Justiça

Polícia Federal recusa segunda proposta de delação premiada do banqueiro Daniel Vorcaro

12 de Junho de 2026 às 06:32

A Polícia Federal rejeitou a segunda proposta de delação premiada de Daniel Vorcaro, dono do Banco Master. O investigado é suspeito de liderar fraudes financeiras de R$ 12 bilhões, além de corrupção e organização criminosa

Polícia Federal recusa segunda proposta de delação premiada do banqueiro Daniel Vorcaro
Reprodução

A Polícia Federal negou a segunda tentativa de acordo de delação premiada do banqueiro Daniel Vorcaro, proprietário do Banco Master. O investigado, que cumpre prisão em Brasília, é suspeito de liderar fraudes financeiras que podem somar R$ 12 bilhões. Esta é a segunda vez que a PF recusa a proposta, após ter rejeitado a primeira versão no mês passado.

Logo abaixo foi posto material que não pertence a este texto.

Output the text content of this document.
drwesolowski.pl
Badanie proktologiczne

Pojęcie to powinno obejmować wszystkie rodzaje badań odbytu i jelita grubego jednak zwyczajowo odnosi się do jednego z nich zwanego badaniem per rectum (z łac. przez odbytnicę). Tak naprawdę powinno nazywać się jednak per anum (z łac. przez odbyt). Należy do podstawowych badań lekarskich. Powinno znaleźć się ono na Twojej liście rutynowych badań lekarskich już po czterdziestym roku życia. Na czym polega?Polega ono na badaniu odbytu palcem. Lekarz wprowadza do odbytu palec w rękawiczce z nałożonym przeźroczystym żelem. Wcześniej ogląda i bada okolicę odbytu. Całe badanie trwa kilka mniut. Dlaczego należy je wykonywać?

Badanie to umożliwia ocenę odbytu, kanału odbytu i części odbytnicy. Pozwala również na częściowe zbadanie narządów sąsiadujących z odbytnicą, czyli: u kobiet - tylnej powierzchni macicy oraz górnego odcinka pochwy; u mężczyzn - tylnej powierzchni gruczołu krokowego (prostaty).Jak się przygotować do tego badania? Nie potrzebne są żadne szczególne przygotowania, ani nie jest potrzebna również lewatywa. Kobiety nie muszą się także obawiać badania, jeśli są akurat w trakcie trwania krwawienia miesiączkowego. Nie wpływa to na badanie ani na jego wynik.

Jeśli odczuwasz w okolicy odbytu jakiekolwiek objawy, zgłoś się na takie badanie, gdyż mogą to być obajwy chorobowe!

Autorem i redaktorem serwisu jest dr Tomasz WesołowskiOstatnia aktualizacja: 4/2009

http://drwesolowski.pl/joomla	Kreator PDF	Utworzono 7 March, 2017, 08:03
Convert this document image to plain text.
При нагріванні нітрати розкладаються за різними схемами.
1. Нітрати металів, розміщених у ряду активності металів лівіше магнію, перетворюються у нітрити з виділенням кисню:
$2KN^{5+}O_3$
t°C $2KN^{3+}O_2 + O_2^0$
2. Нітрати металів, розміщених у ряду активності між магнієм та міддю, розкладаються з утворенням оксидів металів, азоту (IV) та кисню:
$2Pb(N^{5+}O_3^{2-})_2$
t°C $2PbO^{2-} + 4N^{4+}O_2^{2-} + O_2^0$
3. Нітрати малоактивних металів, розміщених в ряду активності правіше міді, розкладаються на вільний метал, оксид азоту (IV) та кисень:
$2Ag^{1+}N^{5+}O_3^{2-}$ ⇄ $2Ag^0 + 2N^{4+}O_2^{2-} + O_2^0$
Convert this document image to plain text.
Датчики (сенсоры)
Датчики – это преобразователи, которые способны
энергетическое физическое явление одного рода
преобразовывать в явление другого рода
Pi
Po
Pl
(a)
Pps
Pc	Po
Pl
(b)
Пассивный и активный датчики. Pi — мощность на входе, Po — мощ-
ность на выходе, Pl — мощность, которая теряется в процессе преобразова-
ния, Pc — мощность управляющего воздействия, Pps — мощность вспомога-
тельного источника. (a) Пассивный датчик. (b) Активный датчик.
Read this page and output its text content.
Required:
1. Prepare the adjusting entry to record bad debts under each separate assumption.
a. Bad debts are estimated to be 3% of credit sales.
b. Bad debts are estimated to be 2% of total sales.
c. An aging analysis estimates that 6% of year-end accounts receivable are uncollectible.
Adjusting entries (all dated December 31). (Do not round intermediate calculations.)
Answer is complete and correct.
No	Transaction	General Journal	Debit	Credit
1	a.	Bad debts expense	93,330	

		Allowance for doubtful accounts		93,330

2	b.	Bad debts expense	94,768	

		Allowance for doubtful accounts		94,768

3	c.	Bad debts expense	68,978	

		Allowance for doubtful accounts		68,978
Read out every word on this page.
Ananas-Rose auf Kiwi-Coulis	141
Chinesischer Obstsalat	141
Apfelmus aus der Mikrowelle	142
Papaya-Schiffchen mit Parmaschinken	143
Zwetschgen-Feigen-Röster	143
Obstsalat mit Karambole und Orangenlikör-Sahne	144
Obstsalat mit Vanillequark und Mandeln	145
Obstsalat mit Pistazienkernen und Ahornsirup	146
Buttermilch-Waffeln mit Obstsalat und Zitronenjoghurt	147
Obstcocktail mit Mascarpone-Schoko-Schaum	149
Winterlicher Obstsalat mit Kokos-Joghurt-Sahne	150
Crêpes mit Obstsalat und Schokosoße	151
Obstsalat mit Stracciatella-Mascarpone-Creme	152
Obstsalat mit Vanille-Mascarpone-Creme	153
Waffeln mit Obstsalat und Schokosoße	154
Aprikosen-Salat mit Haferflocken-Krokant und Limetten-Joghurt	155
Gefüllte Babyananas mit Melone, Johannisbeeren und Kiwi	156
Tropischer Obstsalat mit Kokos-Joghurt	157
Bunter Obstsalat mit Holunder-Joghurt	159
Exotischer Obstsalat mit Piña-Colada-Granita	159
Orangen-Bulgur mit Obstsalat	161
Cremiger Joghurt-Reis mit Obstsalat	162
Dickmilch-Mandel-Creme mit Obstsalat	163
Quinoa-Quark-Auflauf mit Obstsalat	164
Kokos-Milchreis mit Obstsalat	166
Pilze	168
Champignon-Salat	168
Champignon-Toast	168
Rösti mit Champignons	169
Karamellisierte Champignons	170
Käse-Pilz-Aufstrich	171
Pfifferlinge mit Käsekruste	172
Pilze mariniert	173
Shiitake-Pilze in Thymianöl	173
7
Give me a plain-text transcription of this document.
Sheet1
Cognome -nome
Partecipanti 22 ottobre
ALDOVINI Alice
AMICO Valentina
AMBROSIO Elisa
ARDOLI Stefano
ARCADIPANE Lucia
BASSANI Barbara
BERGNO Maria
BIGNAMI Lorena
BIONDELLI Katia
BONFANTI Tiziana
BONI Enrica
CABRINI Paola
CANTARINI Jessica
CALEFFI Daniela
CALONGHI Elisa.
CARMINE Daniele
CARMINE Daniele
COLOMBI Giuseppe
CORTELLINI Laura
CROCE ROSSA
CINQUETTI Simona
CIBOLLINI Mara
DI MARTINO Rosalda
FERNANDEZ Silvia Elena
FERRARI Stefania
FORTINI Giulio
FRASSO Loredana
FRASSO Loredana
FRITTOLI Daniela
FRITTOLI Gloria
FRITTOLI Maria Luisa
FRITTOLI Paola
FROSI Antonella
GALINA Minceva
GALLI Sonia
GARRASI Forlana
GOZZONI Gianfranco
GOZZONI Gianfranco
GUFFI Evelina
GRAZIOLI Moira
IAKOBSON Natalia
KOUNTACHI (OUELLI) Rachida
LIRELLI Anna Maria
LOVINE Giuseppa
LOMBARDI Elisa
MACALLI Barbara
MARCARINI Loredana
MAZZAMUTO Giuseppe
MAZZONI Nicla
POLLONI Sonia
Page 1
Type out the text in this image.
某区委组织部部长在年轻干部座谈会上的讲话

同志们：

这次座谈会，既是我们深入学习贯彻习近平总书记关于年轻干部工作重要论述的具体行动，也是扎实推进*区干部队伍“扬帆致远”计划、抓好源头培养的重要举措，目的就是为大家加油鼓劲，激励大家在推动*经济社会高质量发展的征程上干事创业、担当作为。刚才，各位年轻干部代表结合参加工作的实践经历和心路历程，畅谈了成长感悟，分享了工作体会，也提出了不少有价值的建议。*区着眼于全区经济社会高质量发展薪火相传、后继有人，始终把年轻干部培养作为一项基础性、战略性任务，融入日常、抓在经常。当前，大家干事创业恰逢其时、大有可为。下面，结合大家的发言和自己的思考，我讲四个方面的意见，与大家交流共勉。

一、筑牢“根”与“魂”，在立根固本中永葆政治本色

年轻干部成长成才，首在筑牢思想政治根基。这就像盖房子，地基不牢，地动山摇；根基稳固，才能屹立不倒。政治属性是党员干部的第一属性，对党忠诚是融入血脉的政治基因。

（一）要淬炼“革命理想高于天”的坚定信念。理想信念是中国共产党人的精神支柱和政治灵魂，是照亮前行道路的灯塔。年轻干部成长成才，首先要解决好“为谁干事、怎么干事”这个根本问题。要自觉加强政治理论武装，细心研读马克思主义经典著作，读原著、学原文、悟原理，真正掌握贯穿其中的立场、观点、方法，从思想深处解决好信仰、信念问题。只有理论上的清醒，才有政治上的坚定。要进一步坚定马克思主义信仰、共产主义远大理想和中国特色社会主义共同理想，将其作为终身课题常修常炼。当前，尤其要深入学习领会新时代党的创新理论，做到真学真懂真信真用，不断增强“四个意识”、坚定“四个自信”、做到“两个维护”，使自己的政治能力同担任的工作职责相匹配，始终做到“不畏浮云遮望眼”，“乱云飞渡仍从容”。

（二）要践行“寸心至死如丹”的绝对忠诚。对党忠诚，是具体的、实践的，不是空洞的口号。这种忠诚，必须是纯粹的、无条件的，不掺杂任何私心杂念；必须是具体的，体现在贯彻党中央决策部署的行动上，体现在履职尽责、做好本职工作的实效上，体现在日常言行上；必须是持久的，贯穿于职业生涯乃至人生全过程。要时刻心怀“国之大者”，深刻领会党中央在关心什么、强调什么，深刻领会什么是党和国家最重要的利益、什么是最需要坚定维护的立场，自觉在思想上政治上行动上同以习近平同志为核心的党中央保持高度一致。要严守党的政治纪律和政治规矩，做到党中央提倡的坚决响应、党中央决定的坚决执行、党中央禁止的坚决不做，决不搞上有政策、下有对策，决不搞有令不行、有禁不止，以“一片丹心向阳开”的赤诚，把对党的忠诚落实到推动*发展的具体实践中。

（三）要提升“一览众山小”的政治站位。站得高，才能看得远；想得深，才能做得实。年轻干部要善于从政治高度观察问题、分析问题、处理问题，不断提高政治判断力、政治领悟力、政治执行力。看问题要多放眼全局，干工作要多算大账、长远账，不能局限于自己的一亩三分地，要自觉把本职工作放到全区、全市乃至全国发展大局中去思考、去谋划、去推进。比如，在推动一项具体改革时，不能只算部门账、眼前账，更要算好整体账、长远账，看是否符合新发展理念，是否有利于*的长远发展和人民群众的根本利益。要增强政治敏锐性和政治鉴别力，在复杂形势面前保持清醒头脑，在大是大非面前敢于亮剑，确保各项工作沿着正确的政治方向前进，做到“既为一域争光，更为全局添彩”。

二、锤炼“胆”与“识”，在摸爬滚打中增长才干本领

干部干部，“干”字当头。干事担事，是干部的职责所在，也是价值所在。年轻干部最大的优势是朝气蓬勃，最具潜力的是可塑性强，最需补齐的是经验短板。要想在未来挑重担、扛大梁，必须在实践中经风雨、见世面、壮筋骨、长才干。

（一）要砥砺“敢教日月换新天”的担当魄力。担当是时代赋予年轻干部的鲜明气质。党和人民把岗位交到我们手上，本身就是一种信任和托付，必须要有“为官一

As negociações para a colaboração ocorrem simultaneamente entre a Polícia Federal e a Procuradoria-Geral da República. A recusa fundamenta-se na avaliação dos investigadores de que as informações trazidas pela defesa acrescentam pouco ao que já foi apurado, sugerindo que Vorcaro estaria tentando proteger pessoas próximas.

A análise pericial de parte dos oito celulares apreendidos do banqueiro ampliou o escopo da investigação. Os dados revelaram que a atuação de Vorcaro extrapola as fraudes financeiras, englobando organização criminosa, corrupção e a utilização de uma milícia privada para a obtenção de dados sigilosos e ataques a adversários.

No aspecto prisional, Vorcaro foi transferido, no dia 19 de março, da Penitenciária Federal de Brasília para a Superintendência da Polícia Federal, no centro da capital. Anteriormente, ele ocupava uma sala com características de "Estado-maior", mesma acomodação utilizada para a detenção do ex-presidente Jair Bolsonaro entre novembro de 2025 e janeiro deste ano. No entanto, a pedido da PF, o banqueiro foi movido para uma cela comum, passando a seguir as normas internas da instituição para a recepção de advogados.

O interesse em firmar a delação foi manifestado pelo advogado de Vorcaro no dia 18 de março, véspera de sua transferência para a Superintendência. Naquela data, o banqueiro assinou o termo de confidencialidade. O material final da proposta, composto por anexos, foi entregue às autoridades via pen drive no início de maio.